Mastering the use of crutches after knee surgery is a critical step in your recovery. By understanding the correct techniques for adjustment, walking, and navigating daily activities, you can protect your healing knee, minimize pain, and progress safely towards full mobility. Always prioritize safety, listen to your body, and follow the personalized guidance of your healthcare team.

Key Takeaways

  • Proper crutch adjustment, with the top pad 2-3 finger widths below the armpit and a slight elbow bend, is crucial for safety and comfort, ensuring weight is borne through hands.
  • Master specific crutch walking techniques: non-weight bearing (NWB) requires keeping the operated leg off the ground, while partial weight bearing (PWB) allows controlled weight as advised by your healthcare provider.
  • Navigating stairs involves leading with the uninjured leg when going up ('Up with the good') and leading with the crutches and operated leg when going down ('Down with the bad').
  • Always bear weight through your hands and forearms, not your armpits, to prevent nerve damage, and avoid rushing or poor posture to maintain balance and prevent falls.
  • Transitioning off crutches should be a gradual process, determined by your surgeon and physical therapist based on healing, pain levels, strength, and balance, never rushed.

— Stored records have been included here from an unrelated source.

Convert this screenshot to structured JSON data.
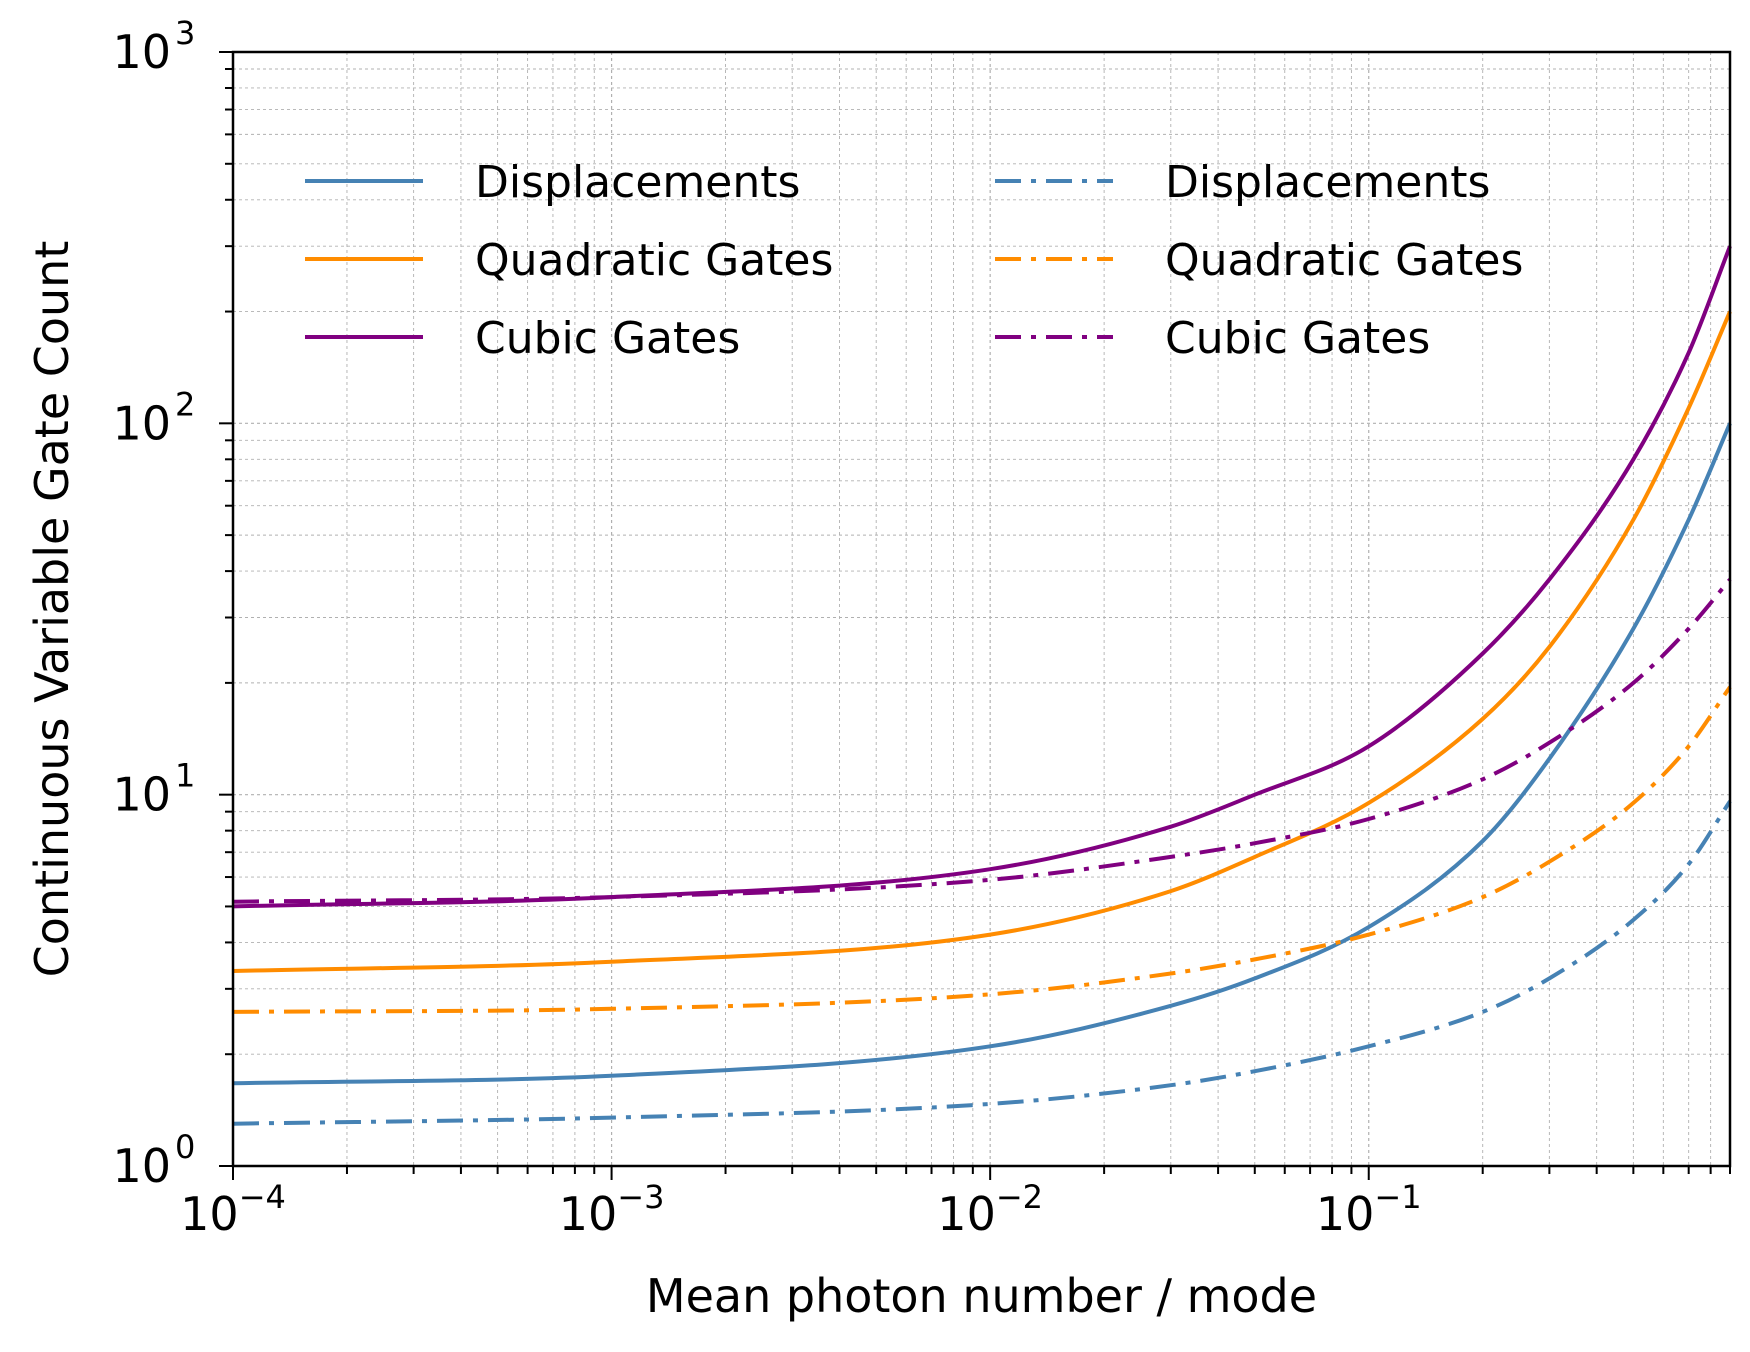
{
  "chart_data": {
    "type": "line",
    "xscale": "log",
    "yscale": "log",
    "xlabel": "Mean photon number / mode",
    "ylabel": "Continuous Variable Gate Count",
    "xlim": [
      0.0001,
      0.9
    ],
    "ylim": [
      1,
      1000
    ],
    "grid": true,
    "legend_position": "top-left",
    "legend_columns": 2,
    "x_ticks": [
      {
        "base": "10",
        "exp": "−4"
      },
      {
        "base": "10",
        "exp": "−3"
      },
      {
        "base": "10",
        "exp": "−2"
      },
      {
        "base": "10",
        "exp": "−1"
      }
    ],
    "y_ticks": [
      {
        "base": "10",
        "exp": "0"
      },
      {
        "base": "10",
        "exp": "1"
      },
      {
        "base": "10",
        "exp": "2"
      },
      {
        "base": "10",
        "exp": "3"
      }
    ],
    "x": [
      0.0001,
      0.001,
      0.01,
      0.03,
      0.05,
      0.1,
      0.2,
      0.3,
      0.5,
      0.7,
      0.9
    ],
    "series": [
      {
        "name": "Displacements",
        "style": "solid",
        "color": "#4682b4",
        "values": [
          1.67,
          1.75,
          2.1,
          2.7,
          3.2,
          4.4,
          7.5,
          12.5,
          28,
          55,
          100
        ]
      },
      {
        "name": "Quadratic Gates",
        "style": "solid",
        "color": "#ff8c00",
        "values": [
          3.35,
          3.55,
          4.2,
          5.5,
          6.8,
          9.5,
          16,
          25,
          55,
          110,
          200
        ]
      },
      {
        "name": "Cubic Gates",
        "style": "solid",
        "color": "#800080",
        "values": [
          5.0,
          5.3,
          6.3,
          8.2,
          10.0,
          13.5,
          24,
          38,
          80,
          155,
          300
        ]
      },
      {
        "name": "Displacements",
        "style": "dashdot",
        "color": "#4682b4",
        "values": [
          1.3,
          1.35,
          1.47,
          1.65,
          1.8,
          2.1,
          2.6,
          3.2,
          4.6,
          6.5,
          9.6
        ]
      },
      {
        "name": "Quadratic Gates",
        "style": "dashdot",
        "color": "#ff8c00",
        "values": [
          2.6,
          2.65,
          2.9,
          3.3,
          3.6,
          4.2,
          5.3,
          6.6,
          9.5,
          13.5,
          19.5
        ]
      },
      {
        "name": "Cubic Gates",
        "style": "dashdot",
        "color": "#800080",
        "values": [
          5.15,
          5.3,
          5.9,
          6.8,
          7.4,
          8.6,
          11,
          13.8,
          20,
          28,
          38
        ]
      }
    ]
  }
}
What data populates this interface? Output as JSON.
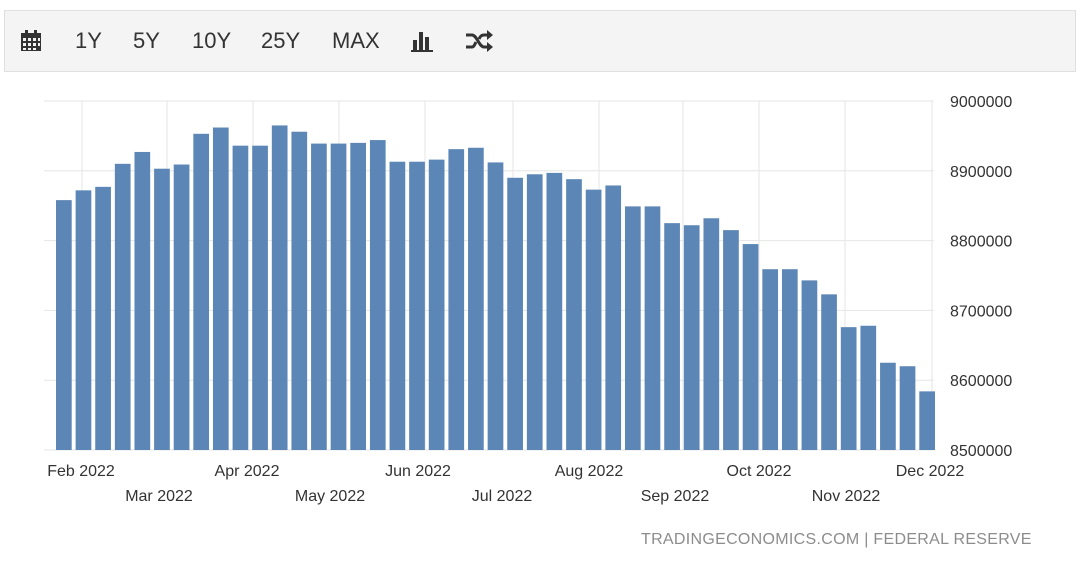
{
  "toolbar": {
    "calendar_icon": "calendar-icon",
    "ranges": [
      "1Y",
      "5Y",
      "10Y",
      "25Y",
      "MAX"
    ],
    "chart_type_icon": "bar-chart-icon",
    "shuffle_icon": "shuffle-icon"
  },
  "source": {
    "site": "TRADINGECONOMICS.COM",
    "separator": "|",
    "provider": "FEDERAL RESERVE"
  },
  "colors": {
    "bar": "#5b86b5",
    "grid": "#e6e6e6",
    "text": "#333333"
  },
  "chart_data": {
    "type": "bar",
    "ylim": [
      8500000,
      9000000
    ],
    "yticks": [
      "8500000",
      "8600000",
      "8700000",
      "8800000",
      "8900000",
      "9000000"
    ],
    "xticks_top": [
      "Feb 2022",
      "Apr 2022",
      "Jun 2022",
      "Aug 2022",
      "Oct 2022",
      "Dec 2022"
    ],
    "xticks_bottom": [
      "Mar 2022",
      "May 2022",
      "Jul 2022",
      "Sep 2022",
      "Nov 2022"
    ],
    "grid": true,
    "values": [
      8858000,
      8872000,
      8877000,
      8910000,
      8927000,
      8903000,
      8909000,
      8953000,
      8962000,
      8936000,
      8936000,
      8965000,
      8956000,
      8939000,
      8939000,
      8940000,
      8944000,
      8913000,
      8913000,
      8916000,
      8931000,
      8933000,
      8912000,
      8890000,
      8895000,
      8897000,
      8888000,
      8873000,
      8879000,
      8849000,
      8849000,
      8825000,
      8822000,
      8832000,
      8815000,
      8795000,
      8759000,
      8759000,
      8743000,
      8723000,
      8676000,
      8678000,
      8625000,
      8620000,
      8584000
    ]
  }
}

Frequently Asked Questions

Why are crutches used after knee surgery?

Crutches are necessary after knee surgery to protect the surgical site by offloading the operated knee, reduce pain, prevent re-injury, and facilitate early, controlled mobility.

How do I properly adjust crutches for my height and comfort?

To properly adjust crutches, ensure the top pad is 2-3 finger widths below your armpit and your elbows have a 20-30 degree bend when holding the handgrips, ensuring weight is borne through your hands, not armpits.

What is the difference between non-weight bearing and partial weight bearing crutch techniques?

The non-weight bearing (NWB) technique involves keeping the operated leg completely off the ground, while partial weight bearing (PWB) allows a controlled, prescribed amount of weight to be placed on the operated leg.

How should I navigate stairs safely while using crutches?

When going up stairs, lead with your uninjured leg, then bring your operated leg and crutches up to meet it. When going down, place crutches and your operated leg down first, then lower your uninjured leg.

When can I stop using crutches after knee surgery?

The decision to stop using crutches is made in consultation with your surgeon and physical therapist, based on your healing progress, pain levels, strength, balance, and normalized walking pattern.